Он посмотрел на Ореста. Тот смущенно склонил голову, и слезы текли по его щекам, орошая солью первые пробившиеся усы.
– Я бы мог быть тридцатым, – глухо произнес Орест. – Был бы ровный счет. Зачем я остался жить?
– Чтобы всем рассказать об этом подвиге. Но только не о том, как вы убивали безоружных солдат, а как лежали под беспощадным огнем красных, как вас двадцать девять – раненых и уставших – кололи штыками жестокие москали. Об этом расскажешь. Понятно? – и он ласково потрепал курчавые волосы Ореста. – Вот, почитай стихотворение в газете – на смерть героев.
Грушевский дал ему газету «Нова рада», и Орест стал вслух читать стихи, подписанные фамилией П. Тычина.
На Аскольдовой могили
Поховалы их –
Тридцать мучнив-украинцив,
Славных молодых.
– Их – двадцать девять, а со мной было бы тридцать. Тогда бы автор не ошибся.
– Перестань думать об этом и не критикуй поэта.
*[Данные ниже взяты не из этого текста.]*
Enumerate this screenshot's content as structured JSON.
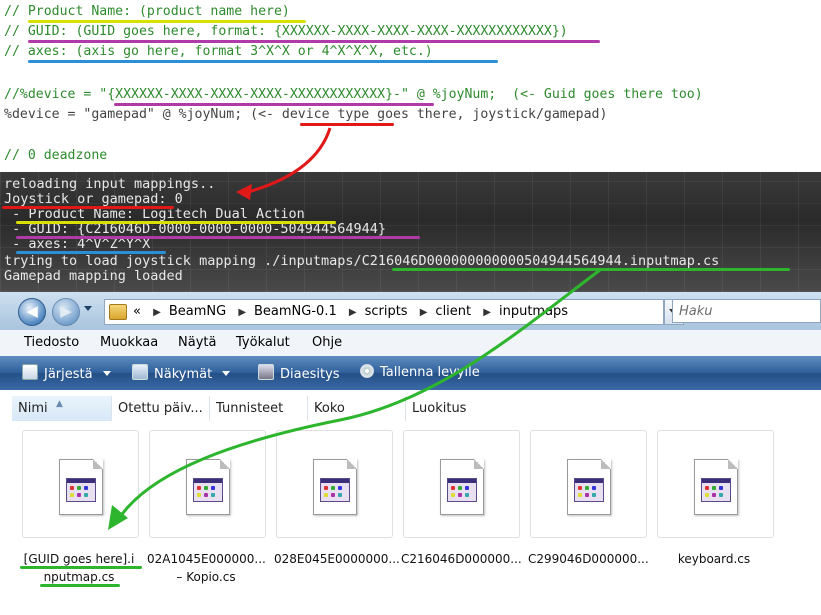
{
  "code_panel": {
    "lines": [
      "// Product Name: (product name here)",
      "// GUID: (GUID goes here, format: {XXXXXX-XXXX-XXXX-XXXX-XXXXXXXXXXXX})",
      "// axes: (axis go here, format 3^X^X or 4^X^X^X, etc.)",
      "//%device = \"{XXXXXX-XXXX-XXXX-XXXX-XXXXXXXXXXXX}-\" @ %joyNum;  (<- Guid goes there too)",
      "%device = \"gamepad\" @ %joyNum; (<- device type goes there, joystick/gamepad)",
      "// 0 deadzone"
    ]
  },
  "console": {
    "lines": [
      "reloading input mappings..",
      "Joystick or gamepad: 0",
      " - Product Name: Logitech Dual Action",
      " - GUID: {C216046D-0000-0000-0000-504944564944}",
      " - axes: 4^V^Z^Y^X",
      "trying to load joystick mapping ./inputmaps/C216046D000000000000504944564944.inputmap.cs",
      "Gamepad mapping loaded"
    ]
  },
  "explorer": {
    "breadcrumb_prefix": "«",
    "breadcrumb": [
      "BeamNG",
      "BeamNG-0.1",
      "scripts",
      "client",
      "inputmaps"
    ],
    "search_placeholder": "Haku",
    "menu": [
      "Tiedosto",
      "Muokkaa",
      "Näytä",
      "Työkalut",
      "Ohje"
    ],
    "commands": [
      "Järjestä",
      "Näkymät",
      "Diaesitys",
      "Tallenna levylle"
    ],
    "columns": [
      "Nimi",
      "Otettu päiv...",
      "Tunnisteet",
      "Koko",
      "Luokitus"
    ],
    "files": [
      {
        "line1": "[GUID goes here].i",
        "line2": "nputmap.cs"
      },
      {
        "line1": "02A1045E000000...",
        "line2": "– Kopio.cs"
      },
      {
        "line1": "028E045E0000000...",
        "line2": ""
      },
      {
        "line1": "C216046D000000...",
        "line2": ""
      },
      {
        "line1": "C299046D000000...",
        "line2": ""
      },
      {
        "line1": "keyboard.cs",
        "line2": ""
      }
    ]
  },
  "colors": {
    "annot_yellow": "#d8e000",
    "annot_magenta": "#b03aa8",
    "annot_blue": "#2a8fd8",
    "annot_red": "#e01818",
    "annot_green": "#2db52d"
  }
}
Он округлил количество погибших для рифмы.
На Аскольдовой могили
Украинский цвит! –
По крывавий по дорози
Нам иты у свит.
– Да, – эхом откликнулся Грушевский, – много еще прольется украинской крови с нашей стороны.
– Но еще больше украинской и москальской крови прольется с той стороны! – неожиданно со злой угрозой произнес Орест.
На кого посмила знятысь
Зрадныка рука?..
…На кого завзявся Каин?
Боже, покарай!
– А кого он имеет ввиду под словом зраднык – предателя? – спросил Орест.
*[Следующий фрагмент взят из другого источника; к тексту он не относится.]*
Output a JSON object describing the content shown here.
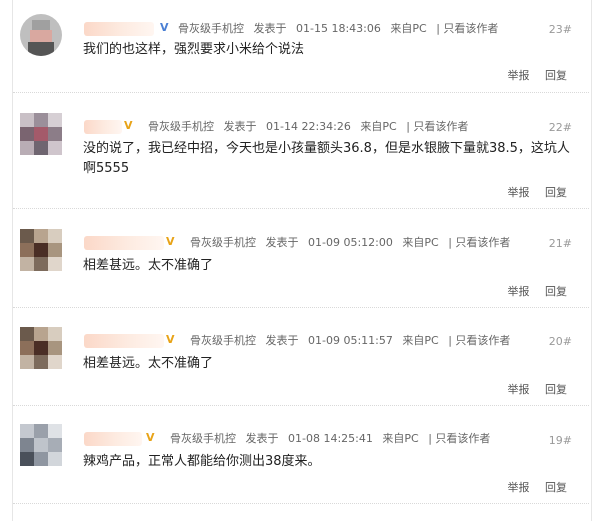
{
  "posts": [
    {
      "user_level": "骨灰级手机控",
      "posted_label": "发表于",
      "time": "01-15 18:43:06",
      "source": "来自PC",
      "only_author": "| 只看该作者",
      "floor": "23#",
      "badge": "V",
      "content": "我们的也这样，强烈要求小米给个说法",
      "report": "举报",
      "reply": "回复"
    },
    {
      "user_level": "骨灰级手机控",
      "posted_label": "发表于",
      "time": "01-14 22:34:26",
      "source": "来自PC",
      "only_author": "| 只看该作者",
      "floor": "22#",
      "badge": "V",
      "content": "没的说了，我已经中招，今天也是小孩量额头36.8，但是水银腋下量就38.5，这坑人啊5555",
      "report": "举报",
      "reply": "回复"
    },
    {
      "user_level": "骨灰级手机控",
      "posted_label": "发表于",
      "time": "01-09 05:12:00",
      "source": "来自PC",
      "only_author": "| 只看该作者",
      "floor": "21#",
      "badge": "V",
      "content": "相差甚远。太不准确了",
      "report": "举报",
      "reply": "回复"
    },
    {
      "user_level": "骨灰级手机控",
      "posted_label": "发表于",
      "time": "01-09 05:11:57",
      "source": "来自PC",
      "only_author": "| 只看该作者",
      "floor": "20#",
      "badge": "V",
      "content": "相差甚远。太不准确了",
      "report": "举报",
      "reply": "回复"
    },
    {
      "user_level": "骨灰级手机控",
      "posted_label": "发表于",
      "time": "01-08 14:25:41",
      "source": "来自PC",
      "only_author": "| 只看该作者",
      "floor": "19#",
      "badge": "V",
      "content": "辣鸡产品，正常人都能给你测出38度来。",
      "report": "举报",
      "reply": "回复"
    }
  ],
  "colors": {
    "vip_blue": "#4a7fd4",
    "vip_gold": "#e8a317",
    "text": "#222222",
    "meta": "#666666",
    "floor": "#999999"
  }
}
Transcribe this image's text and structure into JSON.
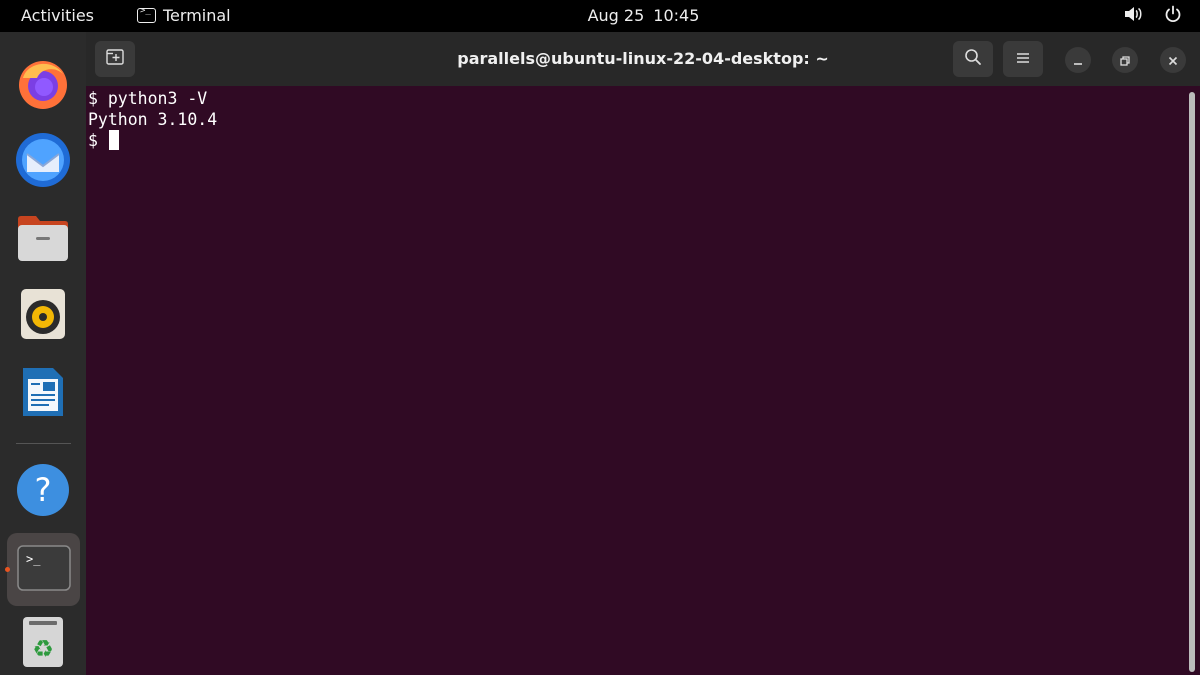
{
  "topbar": {
    "activities": "Activities",
    "app_name": "Terminal",
    "date": "Aug 25",
    "time": "10:45",
    "icons": [
      "volume-icon",
      "power-icon"
    ]
  },
  "dock": {
    "items": [
      {
        "name": "firefox",
        "icon": "firefox-icon"
      },
      {
        "name": "thunderbird",
        "icon": "thunderbird-icon"
      },
      {
        "name": "files",
        "icon": "files-icon"
      },
      {
        "name": "rhythmbox",
        "icon": "rhythmbox-icon"
      },
      {
        "name": "libreoffice-writer",
        "icon": "writer-icon"
      },
      {
        "name": "help",
        "icon": "help-icon"
      },
      {
        "name": "terminal",
        "icon": "terminal-icon",
        "active": true
      },
      {
        "name": "trash",
        "icon": "trash-icon"
      }
    ]
  },
  "window": {
    "title": "parallels@ubuntu-linux-22-04-desktop: ~",
    "buttons": [
      "new-tab",
      "search",
      "menu",
      "minimize",
      "maximize",
      "close"
    ]
  },
  "terminal": {
    "lines": [
      "$ python3 -V",
      "Python 3.10.4",
      "$ "
    ],
    "colors": {
      "background": "#300a24",
      "foreground": "#ffffff"
    }
  }
}
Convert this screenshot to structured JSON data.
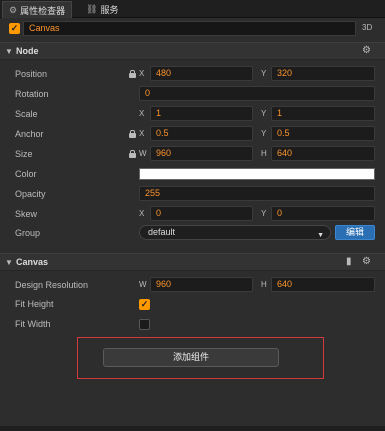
{
  "tabs": [
    {
      "label": "属性检查器",
      "icon": "gear-icon"
    },
    {
      "label": "服务",
      "icon": "link-icon"
    }
  ],
  "node_name": "Canvas",
  "node_active": true,
  "badge_3d": "3D",
  "sections": {
    "node": "Node",
    "canvas": "Canvas"
  },
  "node_props": {
    "position": {
      "label": "Position",
      "x_axis": "X",
      "x": "480",
      "y_axis": "Y",
      "y": "320"
    },
    "rotation": {
      "label": "Rotation",
      "value": "0"
    },
    "scale": {
      "label": "Scale",
      "x_axis": "X",
      "x": "1",
      "y_axis": "Y",
      "y": "1"
    },
    "anchor": {
      "label": "Anchor",
      "x_axis": "X",
      "x": "0.5",
      "y_axis": "Y",
      "y": "0.5"
    },
    "size": {
      "label": "Size",
      "x_axis": "W",
      "x": "960",
      "y_axis": "H",
      "y": "640"
    },
    "color": {
      "label": "Color",
      "value": "#ffffff"
    },
    "opacity": {
      "label": "Opacity",
      "value": "255"
    },
    "skew": {
      "label": "Skew",
      "x_axis": "X",
      "x": "0",
      "y_axis": "Y",
      "y": "0"
    },
    "group": {
      "label": "Group",
      "value": "default",
      "edit_label": "编辑"
    }
  },
  "canvas_props": {
    "design_resolution": {
      "label": "Design Resolution",
      "x_axis": "W",
      "x": "960",
      "y_axis": "H",
      "y": "640"
    },
    "fit_height": {
      "label": "Fit Height",
      "checked": true
    },
    "fit_width": {
      "label": "Fit Width",
      "checked": false
    }
  },
  "add_component_label": "添加组件",
  "colors": {
    "accent": "#fd942b",
    "edit_button": "#2a6fb3",
    "highlight_box": "#cf3a3a"
  }
}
– Видимо, тех украинцев, – жестко ответил Грушевский. – Как тот командир с Донбасса, отпустивший тебя… тех, которые пошли не с нами, а с большевиками! Они, конечно же, хуже Каина. Тебе понравились стихи?
– Да.
– Побольше бы таких людей, как вот этот поэт Тычина, тогда бы наше дело стало крепким и надежным.
– А когда похороны?
– Как только их тела привезут, так сразу же на другой день. Я лично буду на похоронах. Я уже продумываю речь, которую там скажу. Начну ее словами по-латыни: «Dulce et decorum est pro patria mori!» – «Сладко и хорошо умереть за отчизну». Звучит? Я скажу так, чтобы все почувствовали величие их подвига. «Вы, как защитники Фермопил, легли на украинской земле, чтобы своей кровью смыть позор, нанесенный нашей земле за много веков нашими врагами». Как ты думаешь, Орест, хорошее будет сравнение?
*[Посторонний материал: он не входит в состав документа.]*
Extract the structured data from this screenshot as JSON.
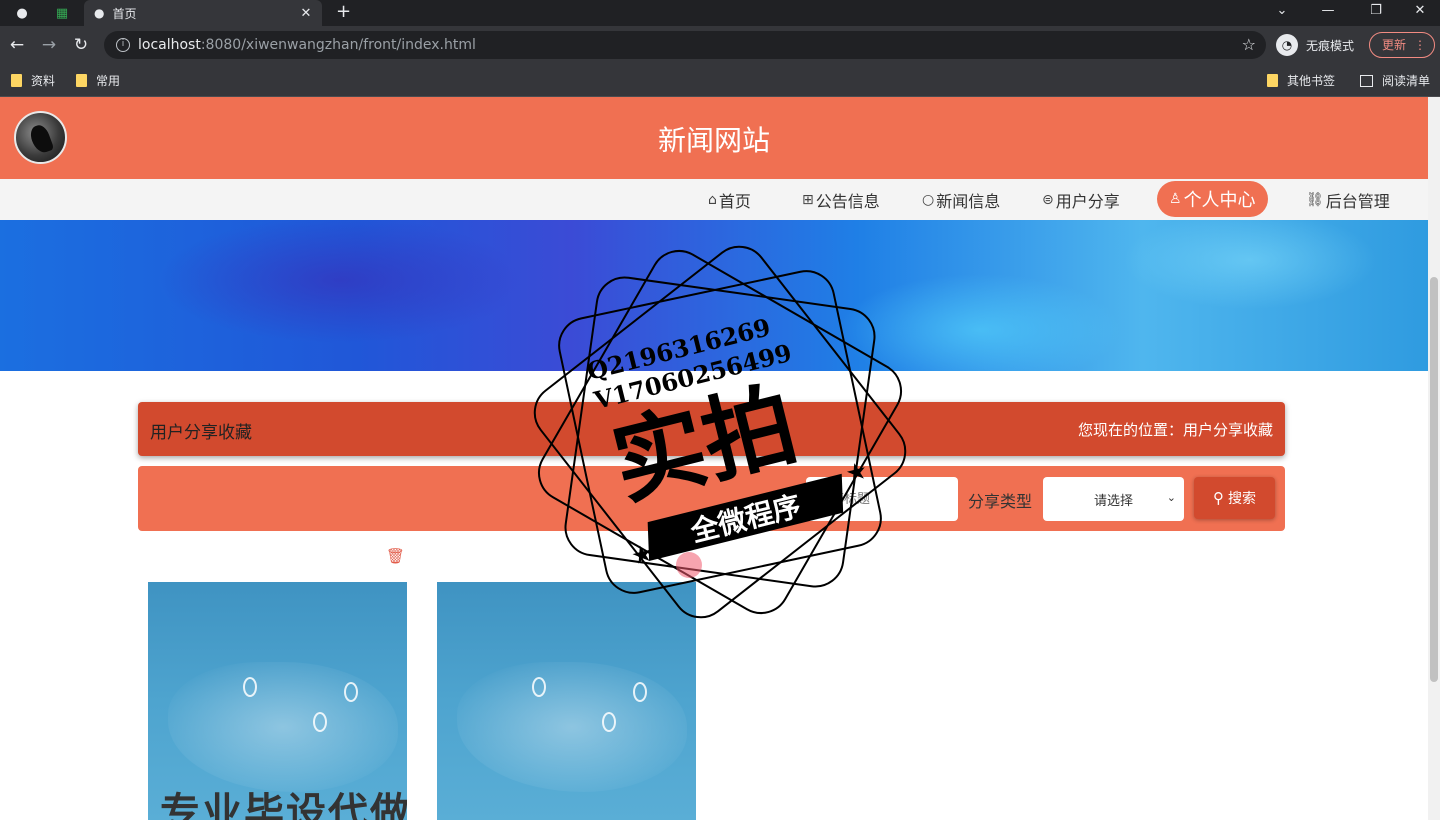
{
  "browser": {
    "tab_title": "首页",
    "url_host": "localhost",
    "url_rest": ":8080/xiwenwangzhan/front/index.html",
    "incognito_label": "无痕模式",
    "update_label": "更新",
    "bookmarks": [
      "资料",
      "常用"
    ],
    "bookmarks_right": [
      "其他书签",
      "阅读清单"
    ]
  },
  "site": {
    "title": "新闻网站",
    "nav": [
      {
        "icon": "home-icon",
        "label": "首页"
      },
      {
        "icon": "notice-icon",
        "label": "公告信息"
      },
      {
        "icon": "news-icon",
        "label": "新闻信息"
      },
      {
        "icon": "share-icon",
        "label": "用户分享"
      },
      {
        "icon": "user-icon",
        "label": "个人中心",
        "active": true
      },
      {
        "icon": "link-icon",
        "label": "后台管理"
      }
    ],
    "accent_color": "#f07052",
    "dark_accent_color": "#d24a2e"
  },
  "breadcrumb": {
    "title": "用户分享收藏",
    "position": "您现在的位置：用户分享收藏"
  },
  "search": {
    "input_placeholder": "分享标题",
    "type_label": "分享类型",
    "select_value": "请选择",
    "button_label": "搜索"
  },
  "cards": [
    {
      "caption": "专业毕设代做"
    },
    {
      "caption": ""
    }
  ],
  "watermark": {
    "line1": "Q2196316269",
    "line2": "V17060256499",
    "main": "实拍",
    "ribbon": "全微程序"
  }
}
– Да. Но только царя Леонида поддержала вся Греция, а нас Украина не поддержала.
– Не говори так, Орест. Мы заставим Украину поддержать нашу идею! Должны это сделать! А сейчас мне надо заняться делами. Приходи на ужин.
– Хорошо, отец, – ответил Орест и вышел.
Грушевский подошел к столу и стал просматривать документы. Вдруг он вспомнил, что обещал немцам задержать принятие закона о социализации земли. Как это сделать? Объяснить ситуацию некоторым членам кабинета и заручиться их поддержкой. Нет, этого никому говорить нельзя. Пока просто не надо ставить его в повестку дня. Но как быть с крестьянством? Оно сейчас бунтует, а потом поднимет восстание… что будет? И, чтобы не думать больше о насущных проблемах, он стал продолжать писать брошюру «На пороге новой Украины» – малороссов нада просвещать в галицийском доме.
Шульгин находился в своем рабочем кабинете, расположенном в редакции «Киевлянина». Собственно, газета не выходила с первого марта, со дня прихода немцев в столицу. Шульгин, как ее издатель, прекратил выпуск, посчитав за низость продолжать издание газеты в условиях оккупации. Все равно он не печатал бы хвалебные статьи во славу рады и ее союзников, а наоборот – язвительные, в адрес людей, унизивших свой народ. А за это газету все равно закрыли бы. Шульгин просматривал свои рабочие записи, которые он сделал во время ареста и нахождения в тюремной камере в период кратковременной большевистской власти. Он ждал прихода немецкого журналиста Колина Росса, который в телефонном разговоре просил его о личной встрече.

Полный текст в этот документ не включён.